Au sein de cette Communauté il existe également des sociétés ayant pour but la charité, la bienfaisance, sous toutes les formes ; ces sociétés sont les suivantes :

 1) Ozer Dalim : Vient en aide aux pauvres et besogneux.
 2) Bicour Holim : Distribue des secours aux malades pauvres et pourvoit aux frais de sépulture en cas de leur décès.
 3) Société des dames : Prend soin des femmes en couches pauvres
 4) Patronage Scolaire : Fournit livres, matériel scolaire et habits aux élèves indigents.
 5) Refection Scolaire : Société de bienfaisance, de secours mutuel et de propagation de l’instruction.
 6) Bene Berith : Société de bienfaisance, de secours mutuel et de propagation de l’instruction.

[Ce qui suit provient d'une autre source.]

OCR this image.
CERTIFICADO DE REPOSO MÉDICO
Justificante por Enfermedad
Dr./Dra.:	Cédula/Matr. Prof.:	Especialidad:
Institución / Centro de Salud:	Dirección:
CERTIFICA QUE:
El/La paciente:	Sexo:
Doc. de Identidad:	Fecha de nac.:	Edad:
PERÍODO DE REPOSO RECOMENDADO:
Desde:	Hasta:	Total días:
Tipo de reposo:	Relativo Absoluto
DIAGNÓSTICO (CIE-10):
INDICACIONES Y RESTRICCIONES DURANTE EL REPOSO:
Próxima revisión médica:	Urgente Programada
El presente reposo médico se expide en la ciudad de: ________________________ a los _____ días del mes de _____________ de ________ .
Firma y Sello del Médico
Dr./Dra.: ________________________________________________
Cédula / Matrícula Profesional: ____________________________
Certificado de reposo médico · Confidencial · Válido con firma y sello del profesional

Il m’a paru intéressant et utile d’accompagner ces modestes notices historiques de quelques images de purs types Rhodiens aujourd’hui encore en vie qui, lorsqu’ils ne seront plus de ce monde, on ne reverra point dans cette ville, ni ces caractéristiques physionomies bibliques qui respirent la sérénité, la béatitude, ni ces costumes dont l’origine remonte à plusieurs siècles.

Avant que le modernisme ne fasse à tout jamais disparaître ces vestiges suggestifs d’un autre âge, peut-être conviendrait-il de réserver à ces costumes originaux une place dans le musée ethnographique de notre ville où sont déjà exposés les vêtements dont se parent les autochtones de nos iles égéennes.